Bardet-Biedl syndrome (BBS) is a pleiotropic autosomal recessive disorder associated with several features including obesity and hypertension. Deletion of Bbs genes globally, in the nervous system or in the leptin receptor-expressing cells recapitulated many of the BBS phenotypes including obesity and hypertension. Here, we assessed the effect of ablating the Bbs1 gene from the neurons expressing proopiomelanocortin (POMC) neurons. Breeding Bbs1 flox mice with POMC Cre mice created mice deficient in Bbs1 gene only in the POMC-positive neurons (visualized by tdTomato expression). Importantly, POMC Cre /Bbs1 fl/fl mice display an obesity phenotype as indicated by the increased (P<0.05) body weight (48.6±1.7 vs 34.9±0.8 g in controls) and fat pads (3.3±0.3 vs. 0.7±1.1 g for inguinal fat, 2.1±0.2 vs. 0.4±0.05 g for perirenal fat, 3.3±0.3 vs. 0.8±0.3 g for reproduction fat and 0.4±0.02 vs. 0.2±0.02 g for brow fat) associated with increased (P<0.05) food intake (3.79.±0.14 vs. 2.97±0.15 g in controls) in 25 weeks old mice. POMC Cre /Bbs1 fl/fl mice displayed decreased (P<0.05) O 2 consumption (2.6±0.03 vs. 3±0.04 mL O 2 /100g/min in controls) and heat production (8.0±0.09 vs. 9.2±0.13 kcal/kg/hr in controls). These results indicate that hyperphagia and decreased energy expenditure contribute to the development of obesity in POMC Cre /Bbs1 fl/fl mice.

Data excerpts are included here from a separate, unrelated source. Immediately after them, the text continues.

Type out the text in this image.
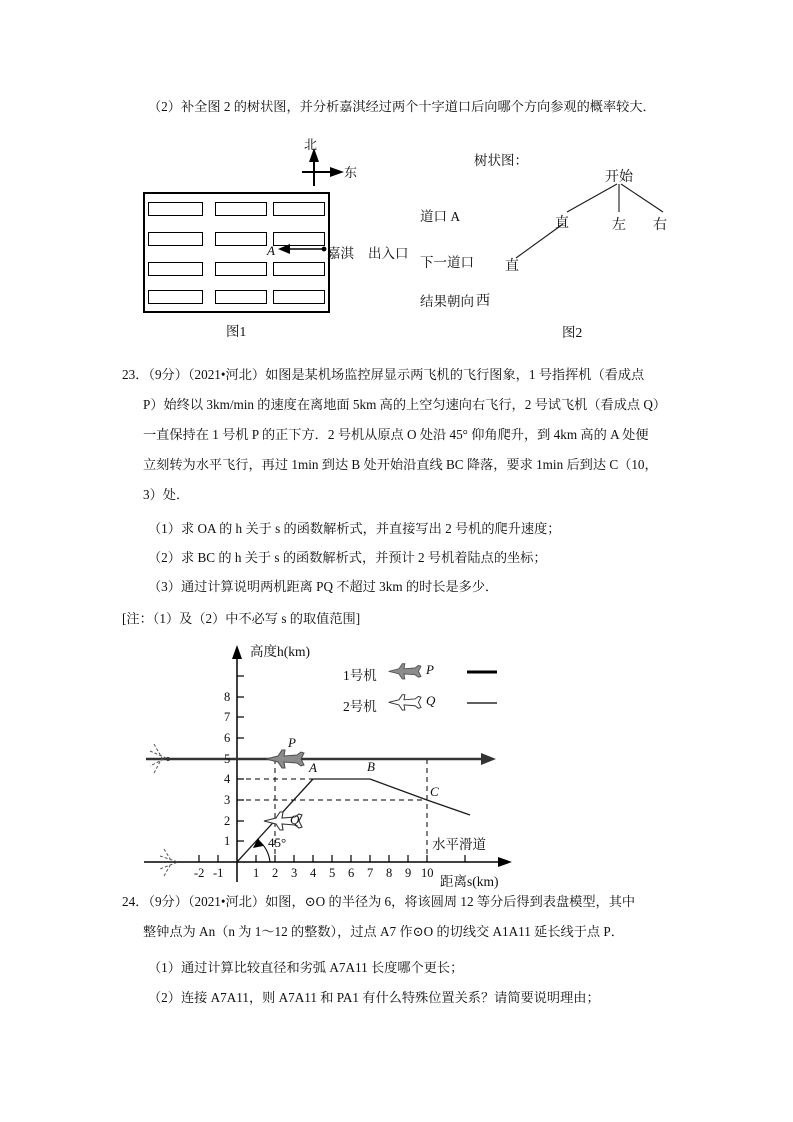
（2）补全图 2 的树状图，并分析嘉淇经过两个十字道口后向哪个方向参观的概率较大．
北
东
A	嘉淇 出入口
图1
树状图：
道口 A
下一道口
结果朝向
开始
直	左 右
直
西
图2
23．（9分）（2021•河北）如图是某机场监控屏显示两飞机的飞行图象，1 号指挥机（看成点
P）始终以 3km/min 的速度在离地面 5km 高的上空匀速向右飞行，2 号试飞机（看成点 Q）
一直保持在 1 号机 P 的正下方．2 号机从原点 O 处沿 45° 仰角爬升，到 4km 高的 A 处便
立刻转为水平飞行，再过 1min 到达 B 处开始沿直线 BC 降落，要求 1min 后到达 C（10，
3）处．
（1）求 OA 的 h 关于 s 的函数解析式，并直接写出 2 号机的爬升速度；
（2）求 BC 的 h 关于 s 的函数解析式，并预计 2 号机着陆点的坐标；
（3）通过计算说明两机距离 PQ 不超过 3km 的时长是多少．
[注：（1）及（2）中不必写 s 的取值范围]
高度h(km)
距离s(km)
-2 -1 1 2 3 4 5 6 7 8 9 10
1
2
3
4
5
6
7
8
P
Q
A	B
C
45°	水平滑道
1号机	P
2号机	Q
24．（9分）（2021•河北）如图，⊙O 的半径为 6，将该圆周 12 等分后得到表盘模型，其中
整钟点为 An（n 为 1～12 的整数），过点 A7 作⊙O 的切线交 A1A11 延长线于点 P．
（1）通过计算比较直径和劣弧 A7A11 长度哪个更长；
（2）连接 A7A11，则 A7A11 和 PA1 有什么特殊位置关系？请简要说明理由；
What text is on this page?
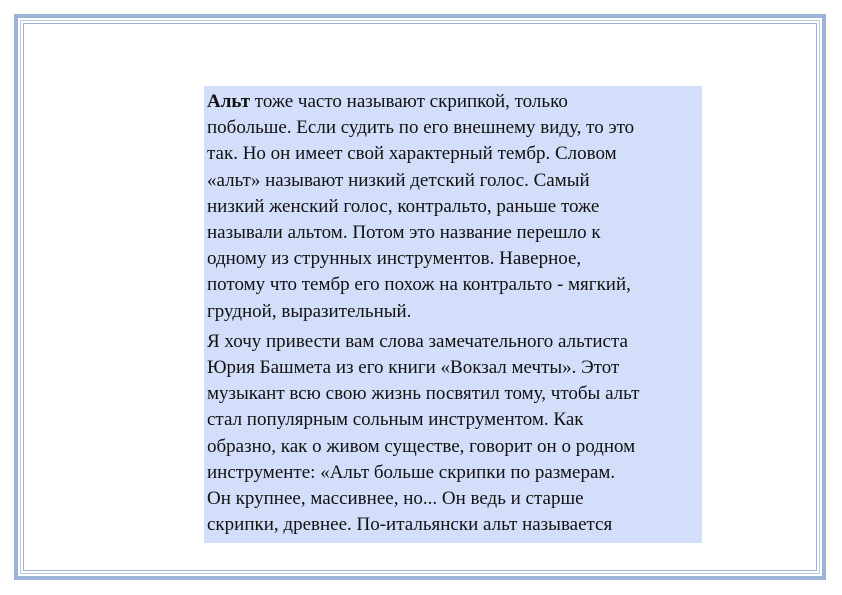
Альт тоже часто называют скрипкой, только
побольше. Если судить по его внешнему виду, то это
так. Но он имеет свой характерный тембр. Словом
«альт» называют низкий детский голос. Самый
низкий женский голос, контральто, раньше тоже
называли альтом. Потом это название перешло к
одному из струнных инструментов. Наверное,
потому что тембр его похож на контральто - мягкий,
грудной, выразительный.

Я хочу привести вам слова замечательного альтиста
Юрия Башмета из его книги «Вокзал мечты». Этот
музыкант всю свою жизнь посвятил тому, чтобы альт
стал популярным сольным инструментом. Как
образно, как о живом существе, говорит он о родном
инструменте: «Альт больше скрипки по размерам.
Он крупнее, массивнее, но... Он ведь и старше
скрипки, древнее. По-итальянски альт называется
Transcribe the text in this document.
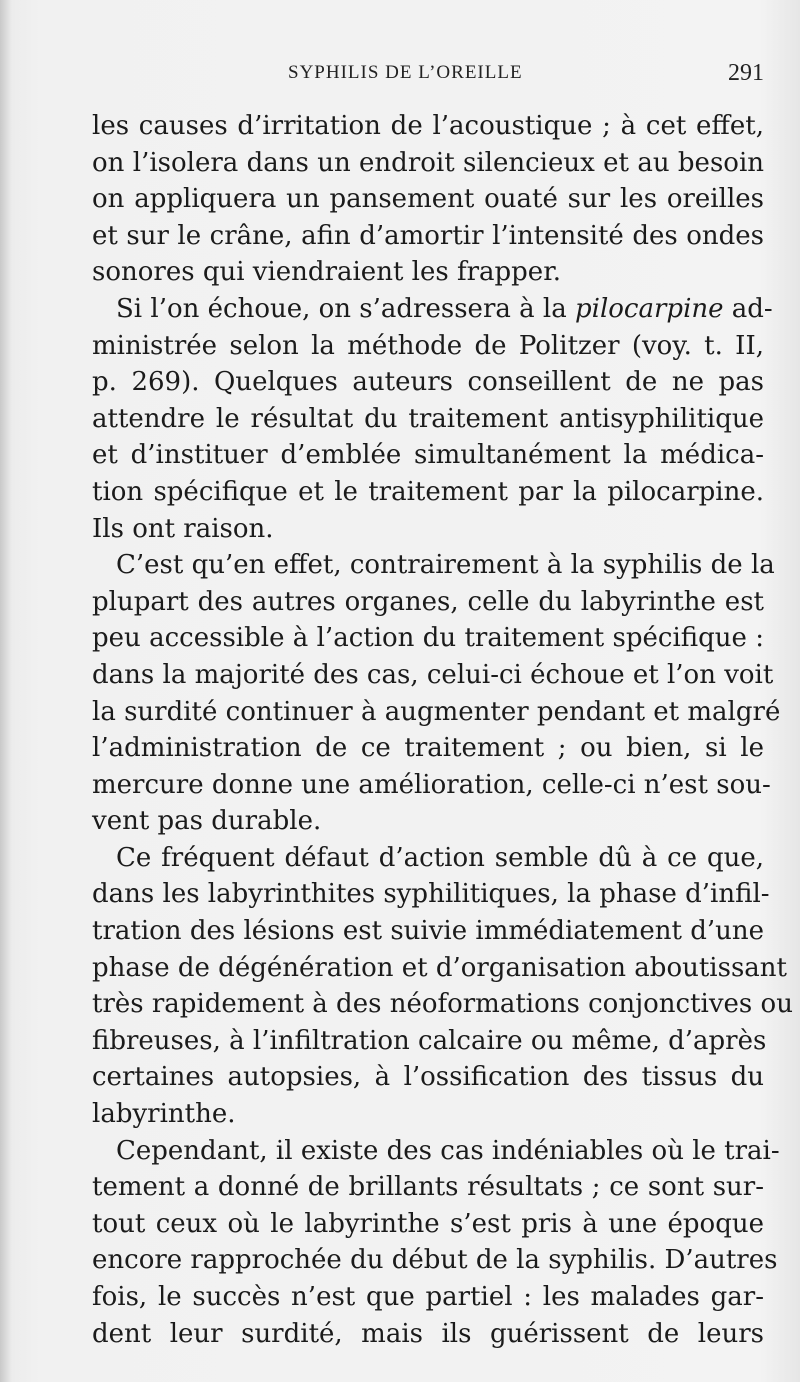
SYPHILIS DE L’OREILLE	291
les causes d’irritation de l’acoustique ; à cet effet,
on l’isolera dans un endroit silencieux et au besoin
on appliquera un pansement ouaté sur les oreilles
et sur le crâne, afin d’amortir l’intensité des ondes
sonores qui viendraient les frapper.
Si l’on échoue, on s’adressera à la pilocarpine ad-
ministrée selon la méthode de Politzer (voy. t. II,
p. 269). Quelques auteurs conseillent de ne pas
attendre le résultat du traitement antisyphilitique
et d’instituer d’emblée simultanément la médica-
tion spécifique et le traitement par la pilocarpine.
Ils ont raison.
C’est qu’en effet, contrairement à la syphilis de la
plupart des autres organes, celle du labyrinthe est
peu accessible à l’action du traitement spécifique :
dans la majorité des cas, celui-ci échoue et l’on voit
la surdité continuer à augmenter pendant et malgré
l’administration de ce traitement ; ou bien, si le
mercure donne une amélioration, celle-ci n’est sou-
vent pas durable.
Ce fréquent défaut d’action semble dû à ce que,
dans les labyrinthites syphilitiques, la phase d’infil-
tration des lésions est suivie immédiatement d’une
phase de dégénération et d’organisation aboutissant
très rapidement à des néoformations conjonctives ou
fibreuses, à l’infiltration calcaire ou même, d’après
certaines autopsies, à l’ossification des tissus du
labyrinthe.
Cependant, il existe des cas indéniables où le trai-
tement a donné de brillants résultats ; ce sont sur-
tout ceux où le labyrinthe s’est pris à une époque
encore rapprochée du début de la syphilis. D’autres
fois, le succès n’est que partiel : les malades gar-
dent leur surdité, mais ils guérissent de leurs
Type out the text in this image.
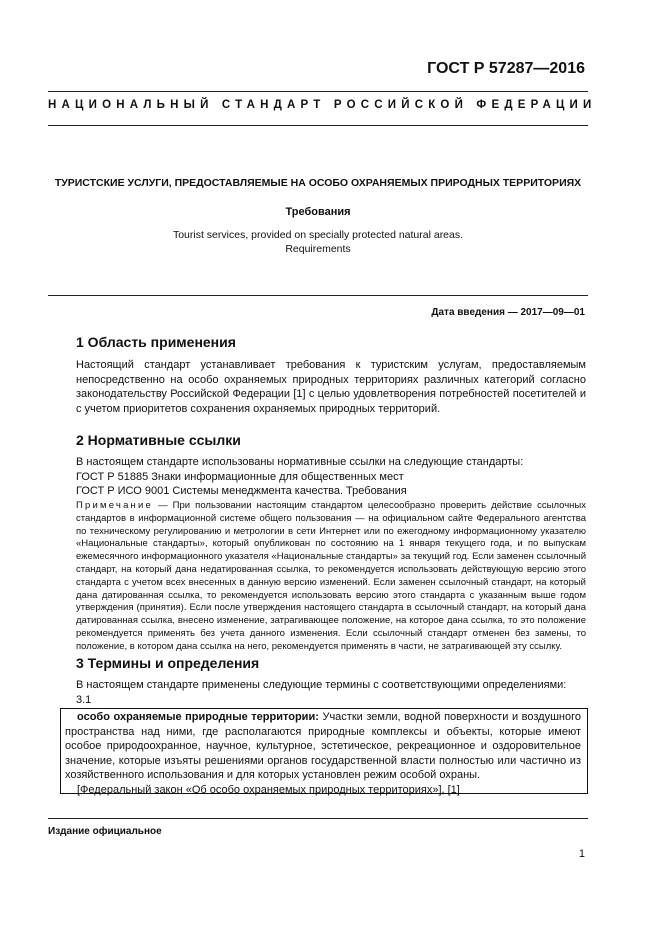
ГОСТ Р 57287—2016
НАЦИОНАЛЬНЫЙ СТАНДАРТ РОССИЙСКОЙ ФЕДЕРАЦИИ
ТУРИСТСКИЕ УСЛУГИ, ПРЕДОСТАВЛЯЕМЫЕ НА ОСОБО ОХРАНЯЕМЫХ ПРИРОДНЫХ ТЕРРИТОРИЯХ
Требования
Tourist services, provided on specially protected natural areas.
Requirements
Дата введения — 2017—09—01
1 Область применения

Настоящий стандарт устанавливает требования к туристским услугам, предоставляемым непосредственно на особо охраняемых природных территориях различных категорий согласно законодательству Российской Федерации [1] с целью удовлетворения потребностей посетителей и с учетом приоритетов сохранения охраняемых природных территорий.

2 Нормативные ссылки

В настоящем стандарте использованы нормативные ссылки на следующие стандарты:

ГОСТ Р 51885 Знаки информационные для общественных мест

ГОСТ Р ИСО 9001 Системы менеджмента качества. Требования

Примечание — При пользовании настоящим стандартом целесообразно проверить действие ссылочных стандартов в информационной системе общего пользования — на официальном сайте Федерального агентства по техническому регулированию и метрологии в сети Интернет или по ежегодному информационному указателю «Национальные стандарты», который опубликован по состоянию на 1 января текущего года, и по выпускам ежемесячного информационного указателя «Национальные стандарты» за текущий год. Если заменен ссылочный стандарт, на который дана недатированная ссылка, то рекомендуется использовать действующую версию этого стандарта с учетом всех внесенных в данную версию изменений. Если заменен ссылочный стандарт, на который дана датированная ссылка, то рекомендуется использовать версию этого стандарта с указанным выше годом утверждения (принятия). Если после утверждения настоящего стандарта в ссылочный стандарт, на который дана датированная ссылка, внесено изменение, затрагивающее положение, на которое дана ссылка, то это положение рекомендуется применять без учета данного изменения. Если ссылочный стандарт отменен без замены, то положение, в котором дана ссылка на него, рекомендуется применять в части, не затрагивающей эту ссылку.
3 Термины и определения

В настоящем стандарте применены следующие термины с соответствующими определениями:

3.1

особо охраняемые природные территории: Участки земли, водной поверхности и воздушного пространства над ними, где располагаются природные комплексы и объекты, которые имеют особое природоохранное, научное, культурное, эстетическое, рекреационное и оздоровительное значение, которые изъяты решениями органов государственной власти полностью или частично из хозяйственного использования и для которых установлен режим особой охраны.
[Федеральный закон «Об особо охраняемых природных территориях»], [1]
Издание официальное
1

Next, we assessed the consequence on arterial pressure (AP) and sympathetic nerve activity (SNA) of ablating the Bbs1 gene from POMC neurons. Interestingly, deletion of the Bbs1 gene in POMC neurons did not recapitulate the hypertension phenotype of BBS as indicated by the slight, but not significant increase in mean AP (116±4.7 vs 109±6.1 mmHg in controls). However, conscious renal SNA was significantly higher in POMC Cre /Bbs1 fl/fl mice relative to controls (132.4±11 vs 74.3±4.2 spikes/sec, P<0.05). Finally, the depressor effect of ganglionic blockade (hexamethonium) was exaggerated in POMC Cre /Bbs1 fl/fl mice (-68.6±4.4 vs -45.2±9.4 mmHg in control, P=0.017). These findings demonstrate that Bbs1 gene in the POMC neurons is critical for energy homeostasis, but not for arterial pressure regulation.